Information Extraction TEXT Sample Process (IeTEXTSample)
Information Extraction TEXT Sample Process (IeTEXTSample)
Overview
IeTEXT Sample performs automatic processing of TXT documents. The purpose of the process is to extract the following fields from the TXT order invoice documents:
Invoice Number
Invoice Date
Due Date
Company Name
Street Address
City
Zip Code
Phone Number
Email
Product Name
Product Description
Quantity
Price
Tax Rate
Discount Rate
Total Discount
Total Amount
IeTEXT Sample Lifecycle includes:
Prerequisites
In order to successfully set up and run IeTEXT Sample Process:
Ensure that you have a running node with the "AP_RUN" capabilities.
Upload the IeTEXT Sample package to the Control Server. The package can be found in the following directory: http://<CS host>/nexus/repository/rpaplatform/eu/ibagroup/samples/ap/easy-rpa-ietext-ap/<EasyRPA version>/easy-rpa-ietext-ap-<EasyRA version>-bin.zip
The source code can be found here: https://code.easyrpa.eu/easyrpa/easy-rpa-samples/-/tree/dev/easy-rpa-ml-aps/easy-rpa-ietext-apEnsure the following details are provided for the IeTEXT automation process in the Automation Process Details tab
Module class: eu.ibagroup.sample.ml.ietext.IeTextSample
Group Id: eu.ibagroup.samples.ap
Artifact Id: easy-rpa-ietext-ap
Version Id: <EasyRPA version>
IeText Sample Process Package structure
Artefact | Description |
---|---|
TEXT IE Sample | IeText Sample automation process |
IE_TEXT_SAMPLE_DOCUMENTS | Datastore used for extraction automation process |
IE_TEXT_SAMPLE | Information extraction document set. Contains order invoice test samples |
TEXT IE Sample | Invoice information extraction document type. Defines the entities to be extracted from order invoices. |
HTML Information Extraction Task | Information Extraction human task type. Defines the task input form in the Workspace |
easy-rpa-ietext-ap-<EasyRPA version>.jar | Root archive and dependencies. Contains code of IeTEXT Sample automation process |
html_ie_invoice_pre-<version>.tar | Information extraction from TEXT order invoices ML model |
storage/data | Folder that contains documents to be uploaded in File Storage |
Configuration Parameters for IeTEXT Sample Automation Process:
Key | Default Value | Description |
---|---|---|
inputFolder | ietext_sample/input | File Storage folder where input documents are stored. |
fileFilter | .*\.txt | Regular expression for files to select. |
configuration | { | dataStore - the datastore name where to store input documents documentType - the document type name to use for classification. runModel - the model name and version to run storagePath - the document path on a storage to use Json parameter that provides mapping of document types and corresponding ML models and contains model name, model version and document type name of each model. |
Included Steps
Step 1. Ingest Documents
RPA bot extracts documents from the dedicated folder in File Storage. It compiles a list of documents to be processed. The status of the document which has just been extracted for processing is 'NEW'.
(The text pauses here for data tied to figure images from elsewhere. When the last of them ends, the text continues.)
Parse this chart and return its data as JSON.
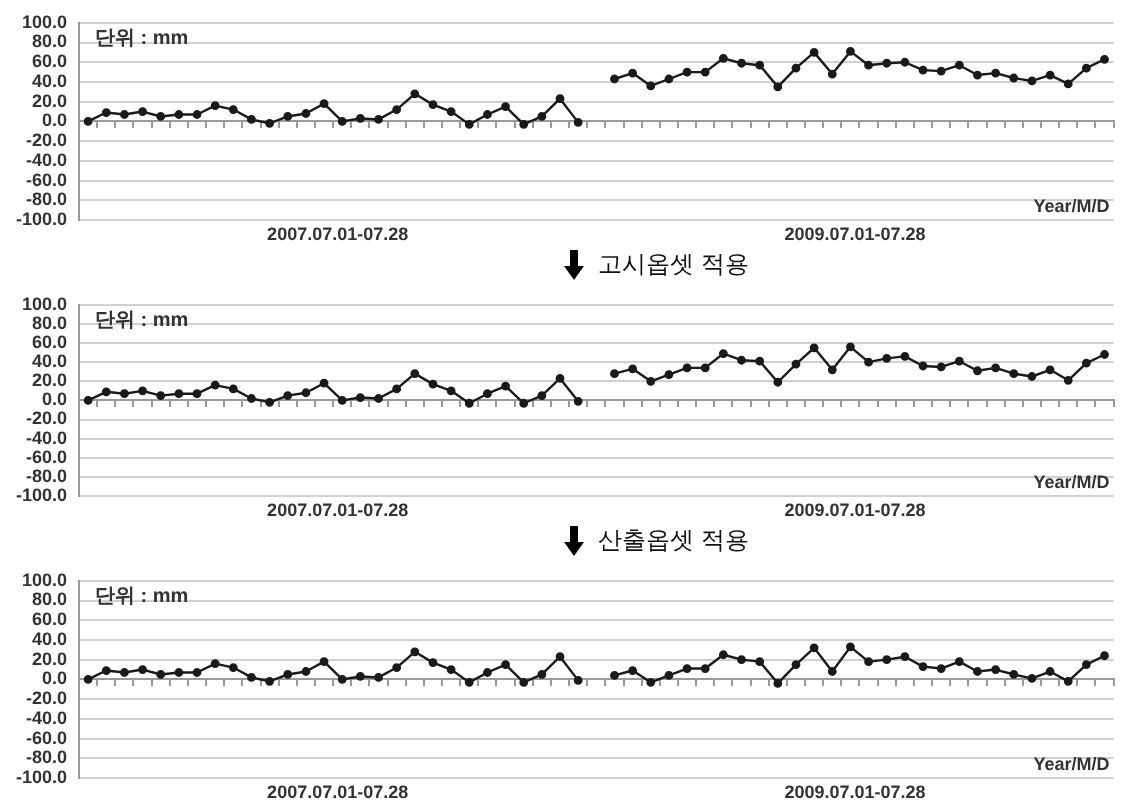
{
  "chart_data": [
    {
      "type": "line",
      "categories": [
        null,
        null,
        null,
        null,
        null,
        null,
        null,
        null,
        null,
        null,
        null,
        null,
        null,
        null,
        null,
        null,
        null,
        null,
        null,
        null,
        null,
        null,
        null,
        null,
        null,
        null,
        null,
        null,
        null,
        null,
        null,
        null,
        null,
        null,
        null,
        null,
        null,
        null,
        null,
        null,
        null,
        null,
        null,
        null,
        null,
        null,
        null,
        null,
        null,
        null,
        null,
        null,
        null,
        null,
        null,
        null,
        null
      ],
      "series": [
        {
          "color": "#1a1a1a",
          "values": [
            0,
            9,
            7,
            10,
            5,
            7,
            7,
            16,
            12,
            2,
            -2,
            5,
            8,
            18,
            0,
            3,
            2,
            12,
            28,
            17,
            10,
            -3,
            7,
            15,
            -3,
            5,
            23,
            -1,
            null,
            43,
            49,
            36,
            43,
            50,
            50,
            64,
            59,
            57,
            35,
            54,
            70,
            48,
            71,
            57,
            59,
            60,
            52,
            51,
            57,
            47,
            49,
            44,
            41,
            47,
            38,
            54,
            63
          ]
        }
      ],
      "ylim": [
        -100,
        100
      ],
      "yticks": [
        {
          "value": -100,
          "label": "-100.0"
        },
        {
          "value": -80,
          "label": "-80.0"
        },
        {
          "value": -60,
          "label": "-60.0"
        },
        {
          "value": -40,
          "label": "-40.0"
        },
        {
          "value": -20,
          "label": "-20.0"
        },
        {
          "value": 0,
          "label": "0.0"
        },
        {
          "value": 20,
          "label": "20.0"
        },
        {
          "value": 40,
          "label": "40.0"
        },
        {
          "value": 60,
          "label": "60.0"
        },
        {
          "value": 80,
          "label": "80.0"
        },
        {
          "value": 100,
          "label": "100.0"
        }
      ],
      "grid": "y",
      "marker": "circle",
      "xlabel": "Year/M/D",
      "annotations": [
        "단위 : mm",
        "2007.07.01-07.28",
        "2009.07.01-07.28"
      ]
    },
    {
      "type": "line",
      "title": "고시옵셋 적용",
      "categories": [
        null,
        null,
        null,
        null,
        null,
        null,
        null,
        null,
        null,
        null,
        null,
        null,
        null,
        null,
        null,
        null,
        null,
        null,
        null,
        null,
        null,
        null,
        null,
        null,
        null,
        null,
        null,
        null,
        null,
        null,
        null,
        null,
        null,
        null,
        null,
        null,
        null,
        null,
        null,
        null,
        null,
        null,
        null,
        null,
        null,
        null,
        null,
        null,
        null,
        null,
        null,
        null,
        null,
        null,
        null,
        null,
        null
      ],
      "series": [
        {
          "color": "#1a1a1a",
          "values": [
            0,
            9,
            7,
            10,
            5,
            7,
            7,
            16,
            12,
            2,
            -2,
            5,
            8,
            18,
            0,
            3,
            2,
            12,
            28,
            17,
            10,
            -3,
            7,
            15,
            -3,
            5,
            23,
            -1,
            null,
            28,
            33,
            20,
            27,
            34,
            34,
            49,
            42,
            41,
            19,
            38,
            55,
            32,
            56,
            40,
            44,
            46,
            36,
            35,
            41,
            31,
            34,
            28,
            25,
            32,
            21,
            39,
            48
          ]
        }
      ],
      "ylim": [
        -100,
        100
      ],
      "yticks": [
        {
          "value": -100,
          "label": "-100.0"
        },
        {
          "value": -80,
          "label": "-80.0"
        },
        {
          "value": -60,
          "label": "-60.0"
        },
        {
          "value": -40,
          "label": "-40.0"
        },
        {
          "value": -20,
          "label": "-20.0"
        },
        {
          "value": 0,
          "label": "0.0"
        },
        {
          "value": 20,
          "label": "20.0"
        },
        {
          "value": 40,
          "label": "40.0"
        },
        {
          "value": 60,
          "label": "60.0"
        },
        {
          "value": 80,
          "label": "80.0"
        },
        {
          "value": 100,
          "label": "100.0"
        }
      ],
      "grid": "y",
      "marker": "circle",
      "xlabel": "Year/M/D",
      "annotations": [
        "단위 : mm",
        "2007.07.01-07.28",
        "2009.07.01-07.28"
      ]
    },
    {
      "type": "line",
      "title": "산출옵셋 적용",
      "categories": [
        null,
        null,
        null,
        null,
        null,
        null,
        null,
        null,
        null,
        null,
        null,
        null,
        null,
        null,
        null,
        null,
        null,
        null,
        null,
        null,
        null,
        null,
        null,
        null,
        null,
        null,
        null,
        null,
        null,
        null,
        null,
        null,
        null,
        null,
        null,
        null,
        null,
        null,
        null,
        null,
        null,
        null,
        null,
        null,
        null,
        null,
        null,
        null,
        null,
        null,
        null,
        null,
        null,
        null,
        null,
        null,
        null
      ],
      "series": [
        {
          "color": "#1a1a1a",
          "values": [
            0,
            9,
            7,
            10,
            5,
            7,
            7,
            16,
            12,
            2,
            -2,
            5,
            8,
            18,
            0,
            3,
            2,
            12,
            28,
            17,
            10,
            -3,
            7,
            15,
            -3,
            5,
            23,
            -1,
            null,
            4,
            9,
            -3,
            4,
            11,
            11,
            25,
            20,
            18,
            -4,
            15,
            32,
            8,
            33,
            18,
            20,
            23,
            13,
            11,
            18,
            8,
            10,
            5,
            1,
            8,
            -2,
            15,
            24
          ]
        }
      ],
      "ylim": [
        -100,
        100
      ],
      "yticks": [
        {
          "value": -100,
          "label": "-100.0"
        },
        {
          "value": -80,
          "label": "-80.0"
        },
        {
          "value": -60,
          "label": "-60.0"
        },
        {
          "value": -40,
          "label": "-40.0"
        },
        {
          "value": -20,
          "label": "-20.0"
        },
        {
          "value": 0,
          "label": "0.0"
        },
        {
          "value": 20,
          "label": "20.0"
        },
        {
          "value": 40,
          "label": "40.0"
        },
        {
          "value": 60,
          "label": "60.0"
        },
        {
          "value": 80,
          "label": "80.0"
        },
        {
          "value": 100,
          "label": "100.0"
        }
      ],
      "grid": "y",
      "marker": "circle",
      "xlabel": "Year/M/D",
      "annotations": [
        "단위 : mm",
        "2007.07.01-07.28",
        "2009.07.01-07.28"
      ]
    }
  ]
}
When a list of documents has been generated RPA bot prepares batches of documents for processing. The number of documents in a batch is determined by the configuration parameter batchSize.
After this step a separate workflow of RPA and ML tasks is created for each TXT document.
Step 2. Prepare Documents
On this step input data for ML model execution is prepared. As part of the preparation TXT→HTML conversion is employed (done in the HTML IE Document Processor itself - no additional setup is required). Files created as a result of the original document processing are saved to the same ietext_sample File Storage folder where the original document is stored.
Step 3. Extract Data
The ML Information Extraction model is employed to extract the specific fields from HTML invoice order documents.
Step 4. Verify Extracted Data
This step enables human verification and corrections to ensure accuracy of data extracted. After the relevant business entities have been extracted from a document, a human task is created and needs to be completed in Workspace. It contains ML Information Extraction model output that humans can review, validate and correct.